Until the Giants know the financial investment they must make to keep these two major cogs in the offensive machinery, all other expenditures are difficult to project. The bottom line is this: Jones will be back, one way or another. Barkley’s status is very much up in the air and depends on how willing he is to not get paid as one of the top players at his position.
The Giants know Jones will be their quarterback in 2023. The goal is to work out a multiyear deal with him. A five-year contract is ideal for the team, because it would allow the Giants to spread the bonus money across the maximum number of years allowed, thus decreasing his salary cap hit in 2023 and beyond. If Jones and the Giants cannot come to an agreement, there is always the franchise tag, which would cost the Giants $32.4 million on their 2023 cap — far more than they want to use — and leave Jones in another prove-it season with no financial security, something he does not want.
Either way, Jones will not hit the open market and he will return to the Giants.
“We want Daniel back,” general manager Joe Schoen said Wednesday at the Senior Bowl. “We haven’t started conversations with his people yet. Once we get into it in terms of years, contract structure, finances, I’m not really sure where they’re gonna be, what they’re asking for, we’re still working on where we’d want to start so until we get into the actual negotiations I really won’t have a good sense for years, money.”
The Barkley negotiations have the potential to be far more uncomfortable for both sides. During the bye week, the Giants offered a contract that averaged $12.5 million on what is believed to be a three-year deal. Barkley’s camp rejected that and the team and the player at this point are not close in where they believe the new deal should fall.
Despite Barkley’s assertion not long after the Giants’ season ended with the playoff loss to the Eagles that “I’m not really too concerned with resetting any markets” where he sees himself in the running back hierarchy will tell the tale. If he is seeking anything close to the $16 million per year Christian McCaffrey is making a deal will not get done. The Giants do not seem inclined to move much higher than their $12.5 million a year offer.
If the Giants do not need to use the franchise tag on Jones, they can apply it to Barkley for $10 million in 2023, but using $10 million in cap space on a running back is not a direction the Giants seem to be headed (a three-year deal for Barkley would be structured to cost far less than $10 million on the 2023 salary cap). If Jones gets a megadeal, he, and not a running back, will be the centerpiece of the offense.
“We had some initial talks earlier this week with his representatives,” Schoen said of Barkley. “When I get back in the office next week we’ll continue to have conversations with them. With any negotiation you just got to move closer and that’s what we’ll try to do next week.”
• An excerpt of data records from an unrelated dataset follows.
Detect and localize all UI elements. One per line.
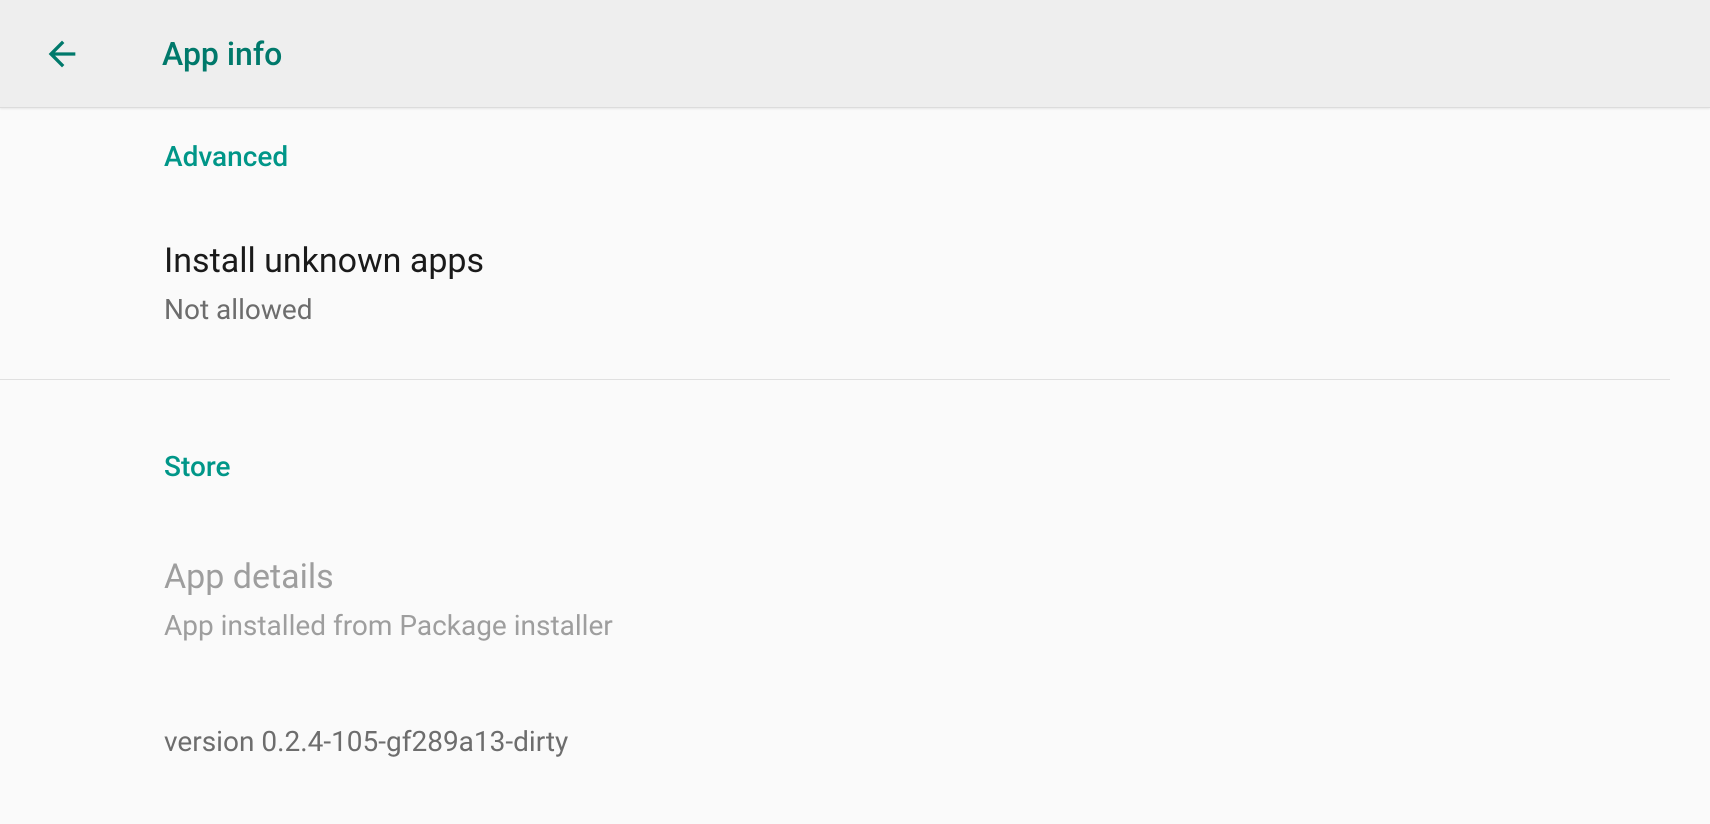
section-header-store: Store <box>164 380 1670 493</box>
version-item: version 0.2.4-105-gf289a13-dirty <box>164 681 1670 788</box>
arrow-back-icon <box>42 34 82 74</box>
install-unknown-subtitle: Not allowed <box>164 291 1670 329</box>
version-text: version 0.2.4-105-gf289a13-dirty <box>164 725 1670 758</box>
app-details-item: App details App installed from Package i… <box>164 493 1670 681</box>
install-unknown-apps-item[interactable]: Install unknown apps Not allowed <box>164 183 1670 371</box>
page-title: App info <box>162 35 282 73</box>
app-details-subtitle: App installed from Package installer <box>164 607 1670 645</box>
section-header-advanced: Advanced <box>164 108 1670 183</box>
install-unknown-title: Install unknown apps <box>164 239 1670 283</box>
app-details-title: App details <box>164 555 1670 599</box>
back-button[interactable] <box>38 30 86 78</box>
app-bar: App info <box>0 0 1710 108</box>
content-area: Advanced Install unknown apps Not allowe… <box>0 108 1710 788</box>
This is all about roster-building for the Giants, who need loads of help at inside linebacker, wide receiver and depth along the defensive line. They also could use a No. 1 cornerback. Allocating too much money for one running back runs counter to this. Allocating loads of cap space on a quarterback is a more sound strategy, but if the conversation with Jones starts at $40 million a year the Giants can fall back on the franchise tag.
It could come down to this for Jones: Accepting a multiyear deal in the $35 million-a-year range that would allow the Giants to make other moves to further develop an offense in need of an infusion of talent. In other words, convince Jones to take a bit less to enhance his chances for success by surrounding him with improved weapons. The Giants can always sweeten the financial pot for Jones with incentive-based bonuses he would be more likely to achieve with better players around him.
“That will be important but it’s hard to say, if it’s something that we both agree on with the value then we don’t have to approach that,” Schoen said. “If we’re way off then that comes into play. You give somebody all the money that’s less you can divvy up throughout your team or outside the building if you’re bringing free agents in. There’s a chance that comes into play but until we have those negotiations I’m not sure if we’ll need to do that or not.”